04. Bounding Boxes and Regression

04 Bounding Boxes And Regression V1 RENDER V3

Beyond Bounding Boxes

To predict bounding boxes, we train a model to take an image as input and output coordinate values: (x, y, w, h). This kind of model can be extended to any problem that has coordinate values as outputs! One such example is human pose estimation.

Huan pose estimation points.

Huan pose estimation points.

In the above example, we see that the pose of a human body can be estimated by tracking 14 points along the joints of a body.

Weighted Loss Functions

You may be wondering: how can we train a network with two different outputs (a class and a bounding box) and different losses for those outputs?

We know that, in this case, we use categorical cross entropy to calculate the loss for our predicted and true classes, and we use a regression loss (something like smooth L1 loss) to compare predicted and true bounding boxes. But, we have to train our whole network using one loss, so how can we combine these?

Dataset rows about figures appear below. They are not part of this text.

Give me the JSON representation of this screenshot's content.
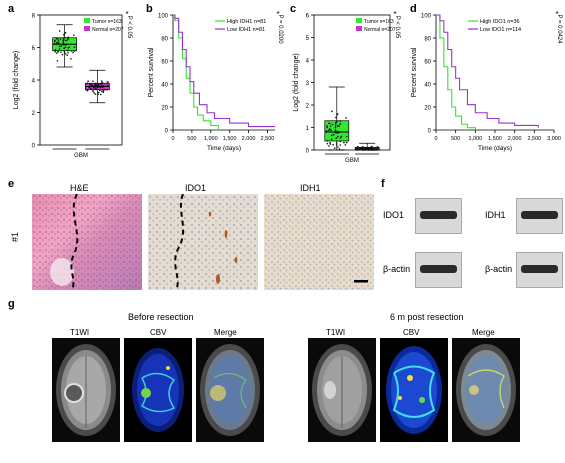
{
  "panels": {
    "a": "a",
    "b": "b",
    "c": "c",
    "d": "d",
    "e": "e",
    "f": "f",
    "g": "g"
  },
  "charts": {
    "a": {
      "ylabel": "Log2 (fold change)",
      "xlabel": "GBM",
      "yticks": [
        "0",
        "2",
        "4",
        "6",
        "8"
      ],
      "legend": [
        {
          "label": "Tumor n=163",
          "color": "#33e633"
        },
        {
          "label": "Normal n=207",
          "color": "#cc33cc"
        }
      ],
      "pval": "P < 0.05",
      "star": "*"
    },
    "b": {
      "ylabel": "Percent survival",
      "xlabel": "Time (days)",
      "yticks": [
        "0",
        "20",
        "40",
        "60",
        "80",
        "100"
      ],
      "xticks": [
        "0",
        "500",
        "1,000",
        "1,500",
        "2,000",
        "2,500"
      ],
      "legend": [
        {
          "label": "High IDH1 n=81",
          "color": "#33e633"
        },
        {
          "label": "Low IDH1 n=81",
          "color": "#9933cc"
        }
      ],
      "pval": "P = 0.0200",
      "star": "*"
    },
    "c": {
      "ylabel": "Log2 (fold change)",
      "xlabel": "GBM",
      "yticks": [
        "0",
        "1",
        "2",
        "3",
        "4",
        "5",
        "6"
      ],
      "legend": [
        {
          "label": "Tumor n=163",
          "color": "#33e633"
        },
        {
          "label": "Normal n=207",
          "color": "#cc33cc"
        }
      ],
      "pval": "P < 0.05",
      "star": "*"
    },
    "d": {
      "ylabel": "Percent survival",
      "xlabel": "Time (days)",
      "yticks": [
        "0",
        "20",
        "40",
        "60",
        "80",
        "100"
      ],
      "xticks": [
        "0",
        "500",
        "1,000",
        "1,500",
        "2,000",
        "2,500",
        "3,000"
      ],
      "legend": [
        {
          "label": "High IDO1 n=36",
          "color": "#33e633"
        },
        {
          "label": "Low IDO1 n=114",
          "color": "#9933cc"
        }
      ],
      "pval": "P = 0.0424",
      "star": "*"
    }
  },
  "chart_data": [
    {
      "type": "box",
      "title": "",
      "xlabel": "GBM",
      "ylabel": "Log2 (fold change)",
      "ylim": [
        0,
        8
      ],
      "series": [
        {
          "name": "Tumor n=163",
          "values": {
            "median": 6.2,
            "q1": 5.8,
            "q3": 6.6,
            "min": 4.8,
            "max": 7.4
          }
        },
        {
          "name": "Normal n=207",
          "values": {
            "median": 3.6,
            "q1": 3.4,
            "q3": 3.8,
            "min": 2.6,
            "max": 4.6
          }
        }
      ]
    },
    {
      "type": "line",
      "title": "",
      "xlabel": "Time (days)",
      "ylabel": "Percent survival",
      "xlim": [
        0,
        2700
      ],
      "ylim": [
        0,
        100
      ],
      "series": [
        {
          "name": "High IDH1 n=81",
          "x": [
            0,
            50,
            150,
            250,
            350,
            450,
            550,
            650,
            800,
            1000,
            1200
          ],
          "y": [
            100,
            95,
            80,
            62,
            45,
            32,
            20,
            13,
            8,
            4,
            0
          ]
        },
        {
          "name": "Low IDH1 n=81",
          "x": [
            0,
            50,
            150,
            250,
            350,
            450,
            550,
            700,
            900,
            1100,
            1500,
            2000,
            2700
          ],
          "y": [
            100,
            97,
            85,
            70,
            55,
            42,
            32,
            22,
            15,
            10,
            6,
            3,
            3
          ]
        }
      ]
    },
    {
      "type": "box",
      "title": "",
      "xlabel": "GBM",
      "ylabel": "Log2 (fold change)",
      "ylim": [
        0,
        6
      ],
      "series": [
        {
          "name": "Tumor n=163",
          "values": {
            "median": 0.8,
            "q1": 0.4,
            "q3": 1.3,
            "min": 0.0,
            "max": 2.8
          }
        },
        {
          "name": "Normal n=207",
          "values": {
            "median": 0.05,
            "q1": 0.0,
            "q3": 0.12,
            "min": 0.0,
            "max": 0.3
          }
        }
      ]
    },
    {
      "type": "line",
      "title": "",
      "xlabel": "Time (days)",
      "ylabel": "Percent survival",
      "xlim": [
        0,
        3000
      ],
      "ylim": [
        0,
        100
      ],
      "series": [
        {
          "name": "High IDO1 n=36",
          "x": [
            0,
            100,
            200,
            300,
            400,
            500,
            650,
            800,
            1000
          ],
          "y": [
            100,
            80,
            55,
            35,
            20,
            12,
            5,
            2,
            0
          ]
        },
        {
          "name": "Low IDO1 n=114",
          "x": [
            0,
            100,
            200,
            300,
            400,
            500,
            600,
            800,
            1000,
            1300,
            1600,
            2000,
            2600
          ],
          "y": [
            100,
            95,
            85,
            70,
            55,
            45,
            35,
            22,
            15,
            10,
            6,
            4,
            2
          ]
        }
      ]
    }
  ],
  "e": {
    "titles": [
      "H&E",
      "IDO1",
      "IDH1"
    ],
    "row": "#1"
  },
  "f": {
    "left_top": "IDO1",
    "left_bot": "β-actin",
    "right_top": "IDH1",
    "right_bot": "β-actin"
  },
  "g": {
    "before": "Before resection",
    "after": "6 m post resection",
    "labels": [
      "T1WI",
      "CBV",
      "Merge",
      "T1WI",
      "CBV",
      "Merge"
    ]
  }
}
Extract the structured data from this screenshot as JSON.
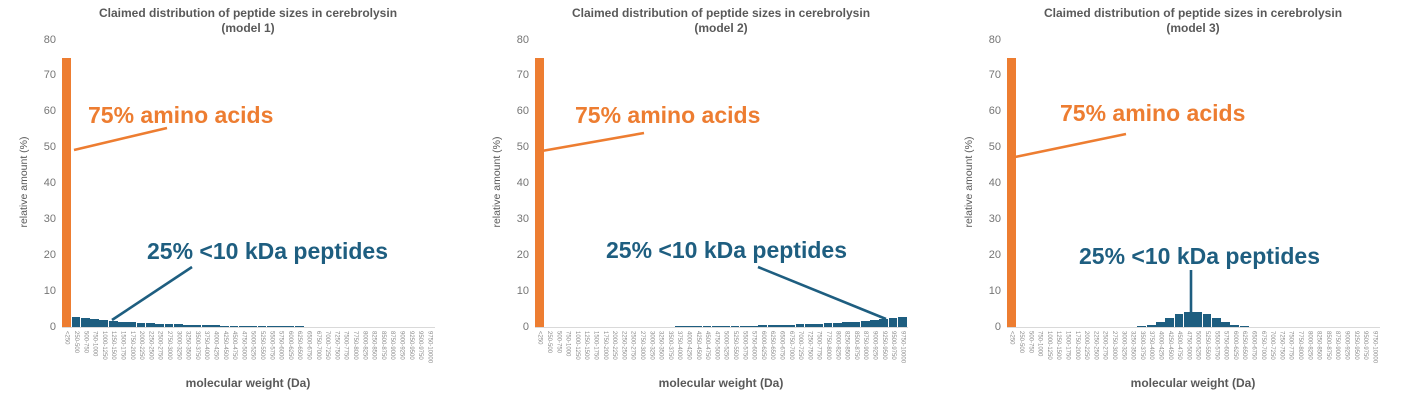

There are a couple of ways to train on multiple loss functions, and in practice, we often use a weighted sum of classification and regression losses (ex. 0.5*cross_entropy_loss + 0.5*L1_loss); the result is a single error value with which we can do backpropagation. This does introduce a hyperparameter: the loss weights. We want to weight each loss so that these losses are balanced and combined effectively, and in research we see that another regularization term is often introduced to help decide on the weight values that best combine these losses.